In Hamburg ereigneten sich innerhalb weniger Stunden 54 Unfälle. Auf der Autobahn 1 krachte es bis zum Mittag zehnmal. Zwischen Ahrensburg und der Raststätte Buddikate (Kreis Stormarn) stellte sich am Morgen ein Lastwagen quer. Während der Bergung war die Autobahn Richtung Lübeck stundenlang gesperrt. Ein Streufahrzeug, das die Lage an der Unfallstelle entschärfen sollte, geriet auf dem Weg dorthin in Brand. Ursache war nach Polizeiangaben vermutlich ein technischer Defekt.
Auf der A 24 zwischen Talkau und Schwarzenbek (Kreis Herzogtum Lauenburg) stürzte ein mit Pflanzen und Blumenerde beladener Anhänger um, auch hier musste die Autobahn während der Aufräumarbeiten für mehrere Stunden gesperrt werden. Die Autofahrer hätten die Gefahr durch die Mischung aus vereisten Fahrbahnen und Neuschnee offensichtlich falsch eingeschätzt, sagte eine Sprecherin der Polizeidirektion Ratzeburg.
DIE SCHÜLER
Sie rutschen auf dem Fußmarsch zur Schule aus – oder müssen wie im Amt Neuhaus im Kreis Lüneburg lange Anfahrtswege in Kauf nehmen. An der Elbe ruht seit Januar der Fährverkehr über den Fluss wegen Eisgangs. Die rund 60 Schüler aus dem rechts der Elbe gelegenen Teil des Landkreises müssen seitdem Busfahren und noch früher Aufstehen als sonst.
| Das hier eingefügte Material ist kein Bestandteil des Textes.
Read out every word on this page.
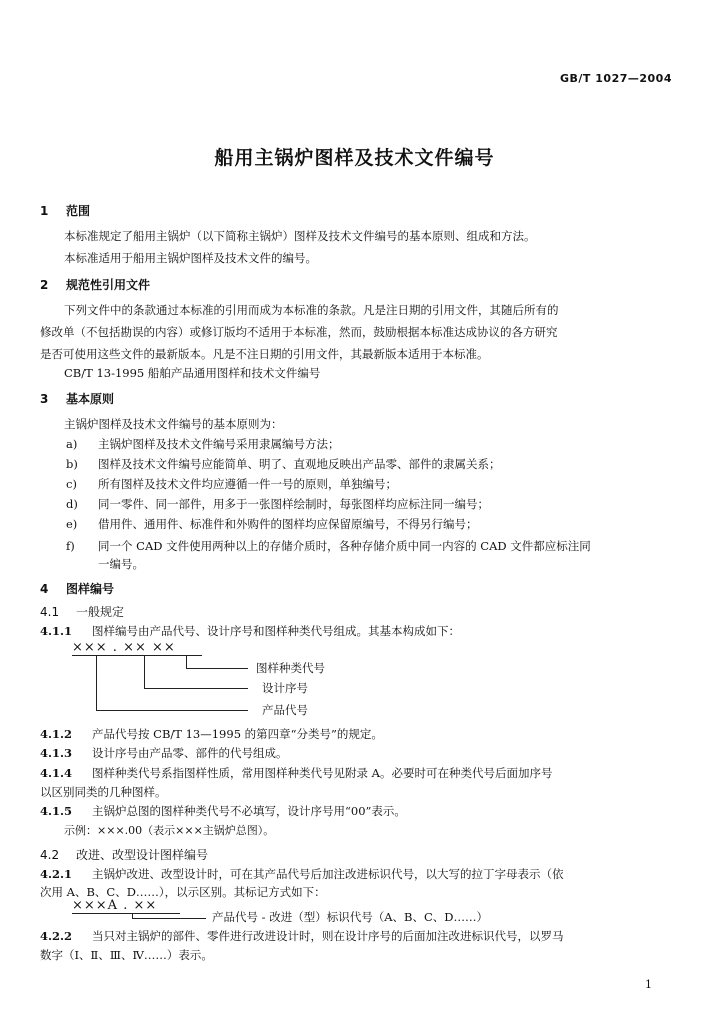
GB/T 1027—2004
船用主锅炉图样及技术文件编号
1 范围
本标准规定了船用主锅炉（以下简称主锅炉）图样及技术文件编号的基本原则、组成和方法。
本标准适用于船用主锅炉图样及技术文件的编号。
2 规范性引用文件
下列文件中的条款通过本标准的引用而成为本标准的条款。凡是注日期的引用文件，其随后所有的
修改单（不包括勘误的内容）或修订版均不适用于本标准，然而，鼓励根据本标准达成协议的各方研究
是否可使用这些文件的最新版本。凡是不注日期的引用文件，其最新版本适用于本标准。
CB/T 13-1995 船舶产品通用图样和技术文件编号
3 基本原则
主锅炉图样及技术文件编号的基本原则为：
a) 主锅炉图样及技术文件编号采用隶属编号方法；
b) 图样及技术文件编号应能简单、明了、直观地反映出产品零、部件的隶属关系；
c) 所有图样及技术文件均应遵循一件一号的原则，单独编号；
d) 同一零件、同一部件，用多于一张图样绘制时，每张图样均应标注同一编号；
e) 借用件、通用件、标准件和外购件的图样均应保留原编号，不得另行编号；
f) 同一个 CAD 文件使用两种以上的存储介质时，各种存储介质中同一内容的 CAD 文件都应标注同
一编号。
4 图样编号
4.1 一般规定
4.1.1 图样编号由产品代号、设计序号和图样种类代号组成。其基本构成如下：
××× . ×× ××
图样种类代号
设计序号
产品代号
4.1.2 产品代号按 CB/T 13—1995 的第四章“分类号”的规定。
4.1.3 设计序号由产品零、部件的代号组成。
4.1.4 图样种类代号系指图样性质，常用图样种类代号见附录 A。必要时可在种类代号后面加序号
以区别同类的几种图样。
4.1.5 主锅炉总图的图样种类代号不必填写，设计序号用“00”表示。
示例：×××.00（表示×××主锅炉总图）。
4.2 改进、改型设计图样编号
4.2.1 主锅炉改进、改型设计时，可在其产品代号后加注改进标识代号，以大写的拉丁字母表示（依
次用 A、B、C、D……），以示区别。其标记方式如下：
×××A . ××
产品代号 - 改进（型）标识代号（A、B、C、D……）
4.2.2 当只对主锅炉的部件、零件进行改进设计时，则在设计序号的后面加注改进标识代号，以罗马
数字（Ⅰ、Ⅱ、Ⅲ、Ⅳ……）表示。
1
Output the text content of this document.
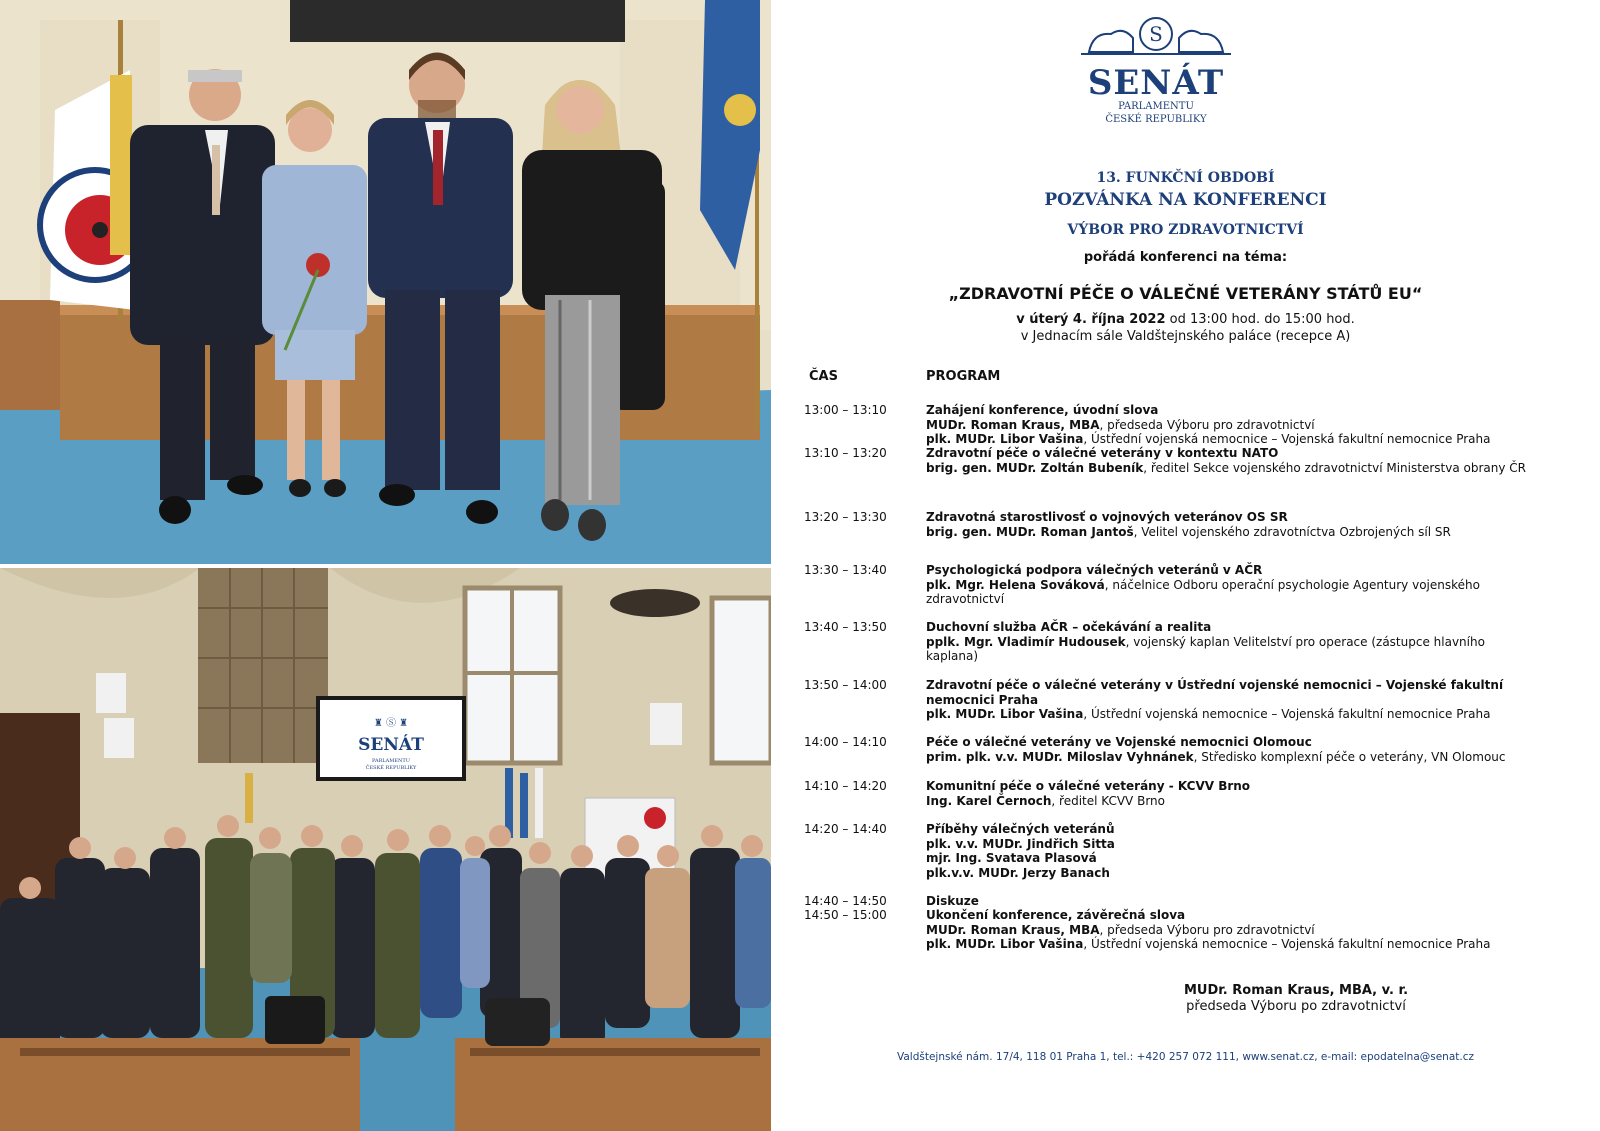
♜ Ⓢ ♜
SENÁT
PARLAMENTU
ČESKÉ REPUBLIKY
S
SENÁT
PARLAMENTU
ČESKÉ REPUBLIKY
13. FUNKČNÍ OBDOBÍ
POZVÁNKA NA KONFERENCI
VÝBOR PRO ZDRAVOTNICTVÍ
pořádá konferenci na téma:
„ZDRAVOTNÍ PÉČE O VÁLEČNÉ VETERÁNY STÁTŮ EU“
v úterý 4. října 2022 od 13:00 hod. do 15:00 hod.
v Jednacím sále Valdštejnského paláce (recepce A)
ČAS	PROGRAM
13:00 – 13:10	Zahájení konference, úvodní slova
MUDr. Roman Kraus, MBA, předseda Výboru pro zdravotnictví
plk. MUDr. Libor Vašina, Ústřední vojenská nemocnice – Vojenská fakultní nemocnice Praha
13:10 – 13:20	Zdravotní péče o válečné veterány v kontextu NATO
brig. gen. MUDr. Zoltán Bubeník, ředitel Sekce vojenského zdravotnictví Ministerstva obrany ČR
13:20 – 13:30	Zdravotná starostlivosť o vojnových veteránov OS SR
brig. gen. MUDr. Roman Jantoš, Velitel vojenského zdravotníctva Ozbrojených síl SR
13:30 – 13:40	Psychologická podpora válečných veteránů v AČR
plk. Mgr. Helena Sováková, náčelnice Odboru operační psychologie Agentury vojenského zdravotnictví
13:40 – 13:50	Duchovní služba AČR – očekávání a realita
pplk. Mgr. Vladimír Hudousek, vojenský kaplan Velitelství pro operace (zástupce hlavního kaplana)
13:50 – 14:00	Zdravotní péče o válečné veterány v Ústřední vojenské nemocnici – Vojenské fakultní nemocnici Praha
plk. MUDr. Libor Vašina, Ústřední vojenská nemocnice – Vojenská fakultní nemocnice Praha
14:00 – 14:10	Péče o válečné veterány ve Vojenské nemocnici Olomouc
prim. plk. v.v. MUDr. Miloslav Vyhnánek, Středisko komplexní péče o veterány, VN Olomouc
14:10 – 14:20	Komunitní péče o válečné veterány - KCVV Brno
Ing. Karel Černoch, ředitel KCVV Brno
14:20 – 14:40	Příběhy válečných veteránů
plk. v.v. MUDr. Jindřich Sitta
mjr. Ing. Svatava Plasová
plk.v.v. MUDr. Jerzy Banach
14:40 – 14:50	Diskuze
14:50 – 15:00	Ukončení konference, závěrečná slova
MUDr. Roman Kraus, MBA, předseda Výboru pro zdravotnictví
plk. MUDr. Libor Vašina, Ústřední vojenská nemocnice – Vojenská fakultní nemocnice Praha
MUDr. Roman Kraus, MBA, v. r.
předseda Výboru po zdravotnictví
Valdštejnské nám. 17/4, 118 01 Praha 1, tel.: +420 257 072 111, www.senat.cz, e-mail: epodatelna@senat.cz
In Hamburg rief die Schulbehörde die jungen Leute zum Schneeräumdienst in der Stadt auf. Es sei durchaus vorstellbar, dass auch Schüler außerhalb des Schulgeländes mit Hand anlegten, heißt es in einem Brief vom 8. Februar an alle Hamburger Schulen.
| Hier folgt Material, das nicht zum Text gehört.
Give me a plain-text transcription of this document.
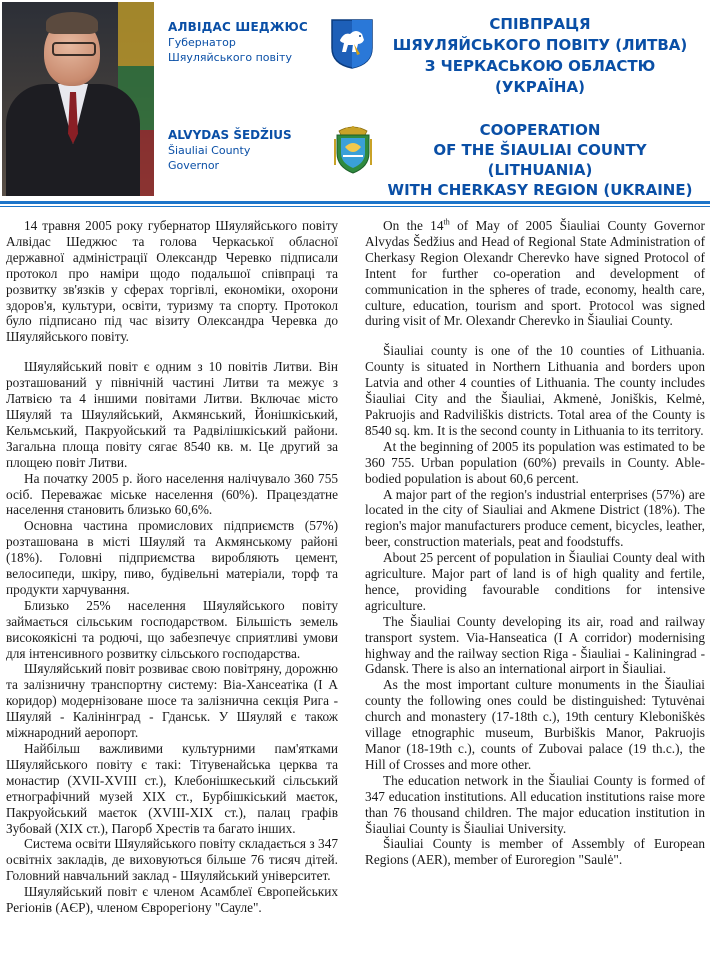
АЛВІДАС ШЕДЖЮС
Губернатор
Шяуляйського повіту
ALVYDAS ŠEDŽIUS
Šiauliai County
Governor
СПІВПРАЦЯ
ШЯУЛЯЙСЬКОГО ПОВІТУ (ЛИТВА)
З ЧЕРКАСЬКОЮ ОБЛАСТЮ (УКРАЇНА)
COOPERATION
OF THE ŠIAULIAI COUNTY (LITHUANIA)
WITH CHERKASY REGION (UKRAINE)

14 травня 2005 року губернатор Шяуляйського повіту Алвідас Шеджюс та голова Черкаської обласної державної адміністрації Олександр Черевко підписали протокол про наміри щодо подальшої співпраці та розвитку зв'язків у сферах торгівлі, економіки, охорони здоров'я, культури, освіти, туризму та спорту. Протокол було підписано під час візиту Олександра Черевка до Шяуляйського повіту.

Шяуляйський повіт є одним з 10 повітів Литви. Він розташований у північній частині Литви та межує з Латвією та 4 іншими повітами Литви. Включає місто Шяуляй та Шяуляйський, Акмянський, Йонішкіський, Кельмський, Пакруойський та Радвілішкіський райони. Загальна площа повіту сягає 8540 кв. м. Це другий за площею повіт Литви.

На початку 2005 р. його населення налічувало 360 755 осіб. Переважає міське населення (60%). Працездатне населення становить близько 60,6%.

Основна частина промислових підприємств (57%) розташована в місті Шяуляй та Акмянському районі (18%). Головні підприємства виробляють цемент, велосипеди, шкіру, пиво, будівельні матеріали, торф та продукти харчування.

Близько 25% населення Шяуляйського повіту займається сільським господарством. Більшість земель високоякісні та родючі, що забезпечує сприятливі умови для інтенсивного розвитку сільського господарства.

Шяуляйський повіт розвиває свою повітряну, дорожню та залізничну транспортну систему: Віа-Хансеатіка (І А коридор) модернізоване шосе та залізнична секція Рига - Шяуляй - Калінінград - Гданськ. У Шяуляй є також міжнародний аеропорт.

Найбільш важливими культурними пам'ятками Шяуляйського повіту є такі: Тітувенайська церква та монастир (XVII-XVIII ст.), Клебонішкеський сільський етнографічний музей XIX ст., Бурбішкіський маєток, Пакруойський маєток (XVIII-XIX ст.), палац графів Зубовай (XIX ст.), Пагорб Хрестів та багато інших.

Система освіти Шяуляйського повіту складається з 347 освітніх закладів, де виховуються більше 76 тисяч дітей. Головний навчальний заклад - Шяуляйський університет.

Шяуляйський повіт є членом Асамблеї Європейських Регіонів (АЄР), членом Єврорегіону "Сауле".

On the 14th of May of 2005 Šiauliai County Governor Alvydas Šedžius and Head of Regional State Administration of Cherkasy Region Olexandr Cherevko have signed Protocol of Intent for further co-operation and development of communication in the spheres of trade, economy, health care, culture, education, tourism and sport. Protocol was signed during visit of Mr. Olexandr Cherevko in Šiauliai County.

Šiauliai county is one of the 10 counties of Lithuania. County is situated in Northern Lithuania and borders upon Latvia and other 4 counties of Lithuania. The county includes Šiauliai City and the Šiauliai, Akmenė, Joniškis, Kelmė, Pakruojis and Radviliškis districts. Total area of the County is 8540 sq. km. It is the second county in Lithuania to its territory.

At the beginning of 2005 its population was estimated to be 360 755. Urban population (60%) prevails in County. Able-bodied population is about 60,6 percent.

A major part of the region's industrial enterprises (57%) are located in the city of Siauliai and Akmene District (18%). The region's major manufacturers produce cement, bicycles, leather, beer, construction materials, peat and foodstuffs.

About 25 percent of population in Šiauliai County deal with agriculture. Major part of land is of high quality and fertile, hence, providing favourable conditions for intensive agriculture.

The Šiauliai County developing its air, road and railway transport system. Via-Hanseatica (I A corridor) modernising highway and the railway section Riga - Šiauliai - Kaliningrad - Gdansk. There is also an international airport in Šiauliai.

As the most important culture monuments in the Šiauliai county the following ones could be distinguished: Tytuvėnai church and monastery (17-18th c.), 19th century Kleboniškės village etnographic museum, Burbiškis Manor, Pakruojis Manor (18-19th c.), counts of Zubovai palace (19 th.c.), the Hill of Crosses and more other.

The education network in the Šiauliai County is formed of 347 education institutions. All education institutions raise more than 76 thousand children. The major education institution in Šiauliai County is Šiauliai University.

Šiauliai County is member of Assembly of European Regions (AER), member of Euroregion "Saulė".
Schüler sollen während der Unterrichtszeit vereiste Gehwege oder Bushaltestellen von Eis und Schnee befreien helfen. "Angesichts der akuten Gefährdung der Nachbarschaft wird in solchen Klassen, die sich nicht auf einen Abschluss vorbereiten, der Ausfall einiger Unterrichtsstunden hinnehmbar sein", schreibt die Behörde und erhebt den Winterdienst kurzerhand zum Projekt "Lernen am anderen Ort".
Glücklicher waren da die Kids in Oldenburg und Delmenhorst: Für sie fiel der Unterricht am Mittwoch mal wieder aus, weil Fuß- und Radwege wegen des Salzmangels nicht gestreut werden konnten.
DIE BINNENSCHIFFER
Für sie geht die lange Eiszeit ins Geld. Jeder Tag Zwangsruhe bedeutet hohe Einnahmeverluste. In der Region Hannover ist die Binnenschifffahrt weiterhin stark eingeschränkt. Zwar kann der Mittellandkanal bis Mehrum (Landkreis Peine) wieder befahren werden, aber das restliche Teilstück bleibt weiterhin gesperrt, berichtete die Wasserschifffahrtsdirektion in Hannover. Auch der Elbe-Seitenkanal ist nach wie vor nicht befahrbar. Wie hoch die Verluste für die Betroffenen sind, lässt sich nach Angaben des Bundesverbandes der deutschen Binnenschifffahrt allerdings nicht genau beziffern.
DIE HAUSEIGENTÜMER
Sie müssen schippen, schippen, schippen – oder zahlen, wenn sie das nicht tun. In Hannover kontrollieren derzeit fünf „Eisfahnder“ die Gehwege. Sie verschickten bereits 400 Ermahnungen an Grundstückbesitzer, die nicht ordentlich geräumt hatten. Zwei Mal wurde sogar schon ein Bußgeld verhängt, gegen fünf Hauseigentümer läuft ein Ordnungswidrigkeitsverfahren.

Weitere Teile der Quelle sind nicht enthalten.